Neural representational geometries reflect behavioral differences in monkeys and recurrent neural networks
Valeria Fascianelli, Aldo Battista, Fabio Stefanini, Satoshi Tsujimoto, Aldo Genovesio, Stefano Fusi
Animals likely use a variety of strategies to solve laboratory tasks. Traditionally, combined analysis of behavioral and neural recording data across subjects employing different strategies may obscure important signals and give confusing results. Hence, it is essential to develop techniques that can infer strategy at the single-subject level. We analyzed an experiment in which two male monkeys performed a visually cued rule-based task.
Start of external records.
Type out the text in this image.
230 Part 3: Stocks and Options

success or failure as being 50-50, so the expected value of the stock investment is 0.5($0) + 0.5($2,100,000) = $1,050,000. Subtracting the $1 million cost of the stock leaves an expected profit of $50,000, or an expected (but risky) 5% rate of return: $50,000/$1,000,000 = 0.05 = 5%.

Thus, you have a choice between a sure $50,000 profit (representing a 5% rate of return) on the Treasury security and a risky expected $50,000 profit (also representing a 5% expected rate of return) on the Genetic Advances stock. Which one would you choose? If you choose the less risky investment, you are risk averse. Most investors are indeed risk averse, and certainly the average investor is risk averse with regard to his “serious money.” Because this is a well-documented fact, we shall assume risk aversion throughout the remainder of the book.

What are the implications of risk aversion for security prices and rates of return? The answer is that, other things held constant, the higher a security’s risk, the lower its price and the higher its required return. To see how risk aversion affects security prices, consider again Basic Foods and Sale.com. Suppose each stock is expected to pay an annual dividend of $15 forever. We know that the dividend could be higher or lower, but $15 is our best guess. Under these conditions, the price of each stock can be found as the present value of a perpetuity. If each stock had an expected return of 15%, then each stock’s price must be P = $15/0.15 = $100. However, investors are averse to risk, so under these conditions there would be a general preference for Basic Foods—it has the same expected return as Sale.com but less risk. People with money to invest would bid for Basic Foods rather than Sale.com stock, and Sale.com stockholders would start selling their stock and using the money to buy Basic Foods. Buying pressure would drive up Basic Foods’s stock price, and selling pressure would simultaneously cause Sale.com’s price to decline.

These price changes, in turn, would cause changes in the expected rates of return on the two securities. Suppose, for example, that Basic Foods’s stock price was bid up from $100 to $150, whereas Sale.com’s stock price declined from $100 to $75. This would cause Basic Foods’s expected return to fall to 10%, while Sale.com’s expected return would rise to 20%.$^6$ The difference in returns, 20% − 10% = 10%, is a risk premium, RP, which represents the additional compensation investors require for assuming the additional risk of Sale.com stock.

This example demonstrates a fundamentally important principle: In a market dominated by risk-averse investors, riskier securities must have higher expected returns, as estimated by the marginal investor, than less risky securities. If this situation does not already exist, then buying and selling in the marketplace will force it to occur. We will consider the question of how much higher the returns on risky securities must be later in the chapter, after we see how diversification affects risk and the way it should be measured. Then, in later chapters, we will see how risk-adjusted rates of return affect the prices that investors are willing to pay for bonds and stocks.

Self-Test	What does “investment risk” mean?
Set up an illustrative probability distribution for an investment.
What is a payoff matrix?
The analysis of their performance shows no indication that they used a different strategy. However, when we examined the geometry of stimulus representations in the state space of the neural activities recorded in dorsolateral prefrontal cortex, we found striking differences between the two monkeys. Our purely neural results induced us to reanalyze the behavior. The new analysis showed that the differences in representational geometry are associated with differences in the reaction times, revealing behavioral differences we were unaware of. All these analyses suggest that the monkeys are using different strategies. Finally, using recurrent neural network models trained to perform the same task, we show that these strategies correlate with the amount of training, suggesting a possible explanation for the observed neural and behavioral differences.